How necessary is the Cassandra compaction as it requires a lot of resources and time?
During the compaction process, which usually takes around 10 to 12 hours for a 150GB database, the system gets slow.
What could happen in the near future if the Cassandra compaction is disabled?
Short answer: without compaction, Cassandra will perform less well, and you'll run out of hard drive space.

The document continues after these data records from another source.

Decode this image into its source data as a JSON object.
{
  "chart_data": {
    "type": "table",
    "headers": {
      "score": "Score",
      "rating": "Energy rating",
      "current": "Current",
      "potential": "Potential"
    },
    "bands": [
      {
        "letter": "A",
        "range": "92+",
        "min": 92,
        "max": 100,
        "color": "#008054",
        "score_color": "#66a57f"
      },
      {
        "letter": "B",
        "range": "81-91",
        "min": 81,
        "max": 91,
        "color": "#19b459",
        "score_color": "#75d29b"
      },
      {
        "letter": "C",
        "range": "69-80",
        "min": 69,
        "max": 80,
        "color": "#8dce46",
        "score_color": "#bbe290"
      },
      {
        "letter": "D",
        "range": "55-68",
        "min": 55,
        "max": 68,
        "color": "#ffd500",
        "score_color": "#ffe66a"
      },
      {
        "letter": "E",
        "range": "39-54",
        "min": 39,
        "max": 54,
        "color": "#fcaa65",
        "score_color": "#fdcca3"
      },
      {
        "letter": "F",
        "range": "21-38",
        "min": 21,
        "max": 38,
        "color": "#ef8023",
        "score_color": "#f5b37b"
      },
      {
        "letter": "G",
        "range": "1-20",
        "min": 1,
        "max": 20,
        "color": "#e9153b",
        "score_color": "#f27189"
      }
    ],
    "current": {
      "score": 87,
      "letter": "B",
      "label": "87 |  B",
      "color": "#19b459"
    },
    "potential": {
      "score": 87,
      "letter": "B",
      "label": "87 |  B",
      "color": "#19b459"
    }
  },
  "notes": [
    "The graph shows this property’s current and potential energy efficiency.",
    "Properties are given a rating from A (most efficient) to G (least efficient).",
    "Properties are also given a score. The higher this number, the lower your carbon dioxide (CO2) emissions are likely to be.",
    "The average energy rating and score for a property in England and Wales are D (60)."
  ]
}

Long answer: When a write comes in, it’s written to the commit log, and to the active Memtable for the table. Memtables are later flushed to disk, and that file is called an SSTable. SSTables are immutable - the data contained is never updated or deleted in place. Instead of updating the data in place, we write our changes to a new Memtable, and then a new SSTable. The compaction process merges the SSTables together. If there was an update or a delete, the newest value for the field is kept by compaction and is written to the new SSTable, and the older versions are discarded.
Also, entries for which the TTL has expired are only deleted on compaction.

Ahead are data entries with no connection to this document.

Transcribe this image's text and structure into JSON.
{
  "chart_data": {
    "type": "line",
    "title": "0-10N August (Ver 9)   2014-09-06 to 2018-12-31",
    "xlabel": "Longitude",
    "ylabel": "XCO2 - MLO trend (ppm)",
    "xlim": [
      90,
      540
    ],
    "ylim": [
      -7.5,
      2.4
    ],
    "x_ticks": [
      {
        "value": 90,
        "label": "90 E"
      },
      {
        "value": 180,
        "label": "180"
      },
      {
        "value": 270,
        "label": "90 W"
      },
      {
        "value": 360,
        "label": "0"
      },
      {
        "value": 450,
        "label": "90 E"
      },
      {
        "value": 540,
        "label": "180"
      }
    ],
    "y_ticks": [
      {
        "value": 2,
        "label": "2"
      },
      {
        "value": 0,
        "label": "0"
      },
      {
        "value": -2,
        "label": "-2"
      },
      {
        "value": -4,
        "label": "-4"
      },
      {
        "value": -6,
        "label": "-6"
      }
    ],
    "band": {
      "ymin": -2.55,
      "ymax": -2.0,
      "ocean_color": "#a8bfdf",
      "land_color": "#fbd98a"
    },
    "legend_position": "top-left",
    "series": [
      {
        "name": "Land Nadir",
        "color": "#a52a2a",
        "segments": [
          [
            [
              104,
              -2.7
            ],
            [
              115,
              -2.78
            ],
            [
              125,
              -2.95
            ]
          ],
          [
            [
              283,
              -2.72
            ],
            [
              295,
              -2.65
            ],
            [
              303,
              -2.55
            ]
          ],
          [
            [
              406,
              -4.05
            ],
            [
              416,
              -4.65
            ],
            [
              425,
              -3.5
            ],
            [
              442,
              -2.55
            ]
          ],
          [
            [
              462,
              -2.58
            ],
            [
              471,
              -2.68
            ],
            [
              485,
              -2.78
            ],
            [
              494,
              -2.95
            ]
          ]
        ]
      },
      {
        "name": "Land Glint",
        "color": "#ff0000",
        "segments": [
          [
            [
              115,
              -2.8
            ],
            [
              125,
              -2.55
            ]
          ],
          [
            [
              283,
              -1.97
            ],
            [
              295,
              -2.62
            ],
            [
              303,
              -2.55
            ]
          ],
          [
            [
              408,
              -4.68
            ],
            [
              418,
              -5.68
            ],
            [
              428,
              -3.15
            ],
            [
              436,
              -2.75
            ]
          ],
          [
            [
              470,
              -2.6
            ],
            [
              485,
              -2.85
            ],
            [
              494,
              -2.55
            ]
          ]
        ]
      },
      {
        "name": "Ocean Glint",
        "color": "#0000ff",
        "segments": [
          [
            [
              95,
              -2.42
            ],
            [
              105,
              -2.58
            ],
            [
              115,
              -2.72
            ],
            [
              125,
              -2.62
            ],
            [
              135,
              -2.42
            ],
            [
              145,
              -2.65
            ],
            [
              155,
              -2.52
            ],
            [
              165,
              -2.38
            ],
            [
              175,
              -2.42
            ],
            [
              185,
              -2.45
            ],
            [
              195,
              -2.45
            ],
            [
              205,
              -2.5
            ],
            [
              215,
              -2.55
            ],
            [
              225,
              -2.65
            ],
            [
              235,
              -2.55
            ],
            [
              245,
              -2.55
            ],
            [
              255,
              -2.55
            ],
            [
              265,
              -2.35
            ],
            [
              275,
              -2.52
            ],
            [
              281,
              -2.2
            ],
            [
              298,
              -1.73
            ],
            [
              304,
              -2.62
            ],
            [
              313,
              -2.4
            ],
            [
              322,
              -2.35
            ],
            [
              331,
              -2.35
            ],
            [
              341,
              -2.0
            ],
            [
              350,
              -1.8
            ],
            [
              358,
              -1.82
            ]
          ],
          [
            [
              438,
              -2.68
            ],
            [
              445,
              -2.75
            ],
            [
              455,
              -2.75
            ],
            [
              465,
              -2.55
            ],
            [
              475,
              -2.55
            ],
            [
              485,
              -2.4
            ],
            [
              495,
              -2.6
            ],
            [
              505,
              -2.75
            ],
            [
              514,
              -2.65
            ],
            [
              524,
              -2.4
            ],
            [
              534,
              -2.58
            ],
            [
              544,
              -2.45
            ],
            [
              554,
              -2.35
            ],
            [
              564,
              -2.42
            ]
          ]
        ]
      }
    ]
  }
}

So without compaction, your disk will fill up with immutable SSTable files containing data that may already have been overwritten or should be deleted.
Note that efficient compaction requires sufficient hard drive space. It is recommended to have at least half the size of the biggest Cassandra table available as free hard drive space to allow the compaction to be done in an efficient way.
Also note that compaction can be rescheduled as a windows job, so perhaps your customer can schedule the compaction to occur after peak hours, rather than at 1am as is standard.
From experience:
The amount of free disk space required for compaction is _the same_ as the size of the biggest table, not half the size. If less is available, “nodetool.bat compact” will terminate with an error. So it is very important to run compaction before the database size reaches one half of the disk size (assuming you have a dedicated disk for Cassandra).